Para el Partido Comunista si vivo era un problema muerto se convertía en un
símbolo fácil de arrebatar a los libertarios, reduciéndolo a una expresión
facial intolerante, una gorra de visera (o un gorrillo cuartelero con los
colores confederales) y unas cuantas consignas sacadas de contexto. Pero otros,
claro (y pienso en Balius[9] y
en Los Amigos de Durruti) trataron de
que su ejemplo –el de verdad- no cayera en el olvido. Todos se equivocaban,
aunque en diferente sentido, porque ni los primeros podían apoderarse
–impunemente- de una trayectoria tan clara ni los otros podían limitar a la
influencia de Durruti el fenomenal impulso que surgió de la Barcelona
libertaria del verano del 36, labor de cientos, de miles, de durrutis anónimos,
fruto de una gimnasia revolucionaria
que habían venido practicando –al menos- las tres últimas generaciones de
anarcosindicalistas…
[2] Entonces formaba parte de
esta unidad, que se convertiría en la División 29, el irlandés Eric Blair,
luego muy conocido en los ambientes literarios por su seudónimo George Orwell. Por supuesto entonces
nadie sabía quien era y sólo destacaba, según me dicen, por su elevada
estatura. Volvimos a estar del mismo lado de la trinchera, aunque de nuevo sin
llegar a conocernos, en los Fets de Maig,
él defendiendo la sede del POUM en el Hotel Falcón. Blair se había alistado en
las milicias del POUM por pura casualidad pero, cuando empezó el tiroteo de
Mayo no dudó qué partido tomar. Escribe en su Homenatge a Catalunya: “quan veig un obrer de carn y ossos en
conflicte amb el seu enemic natural, el policia, no m´haig de preguntar mai a
favor de qui vaig” (Cuando veo a un obrero de carne y hueso combatiendo contra
su enemigo natural, el policía, no tengo que preguntarme a favor de cuál
estoy).
[3] Sólo la muerte pone de
manifiesto lo poco que son los cuerpos humanos.

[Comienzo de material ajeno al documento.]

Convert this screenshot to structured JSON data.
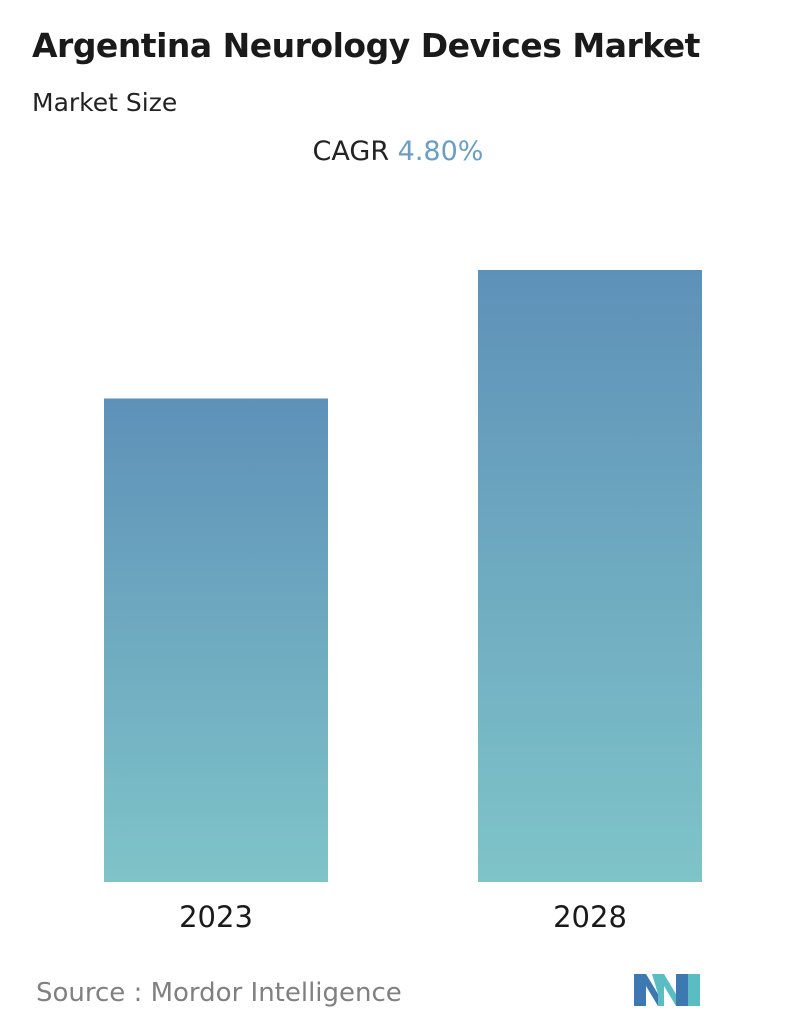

[4] ¿A quién has visto que se
contente con un solo crimen ?
[5] Así llamaban las tribus de
la selva a Tarzán en las novelas de Edgard Rice Burroughs.
[6] Alambre de espino, en
catalán en el original.
[7] A él se le atribuye la siguiente proclama: Mi retaguardia cede, mis flancos han sido
rebasados, mis comunicaciones están cortadas... ¡La situación es excelente!
¡Ataco! ¡Ataco! ¡Ataco!
[8] Botes de explosivo con una mecha corta.
[9] Jaime Balius, periodista y
militante libertario. Procedía del sector más radical de la Esquerra. Fue detenido tras los Hechos de Mayo, aunque luego liberado.
Murió en el exilio al terminar la guerra.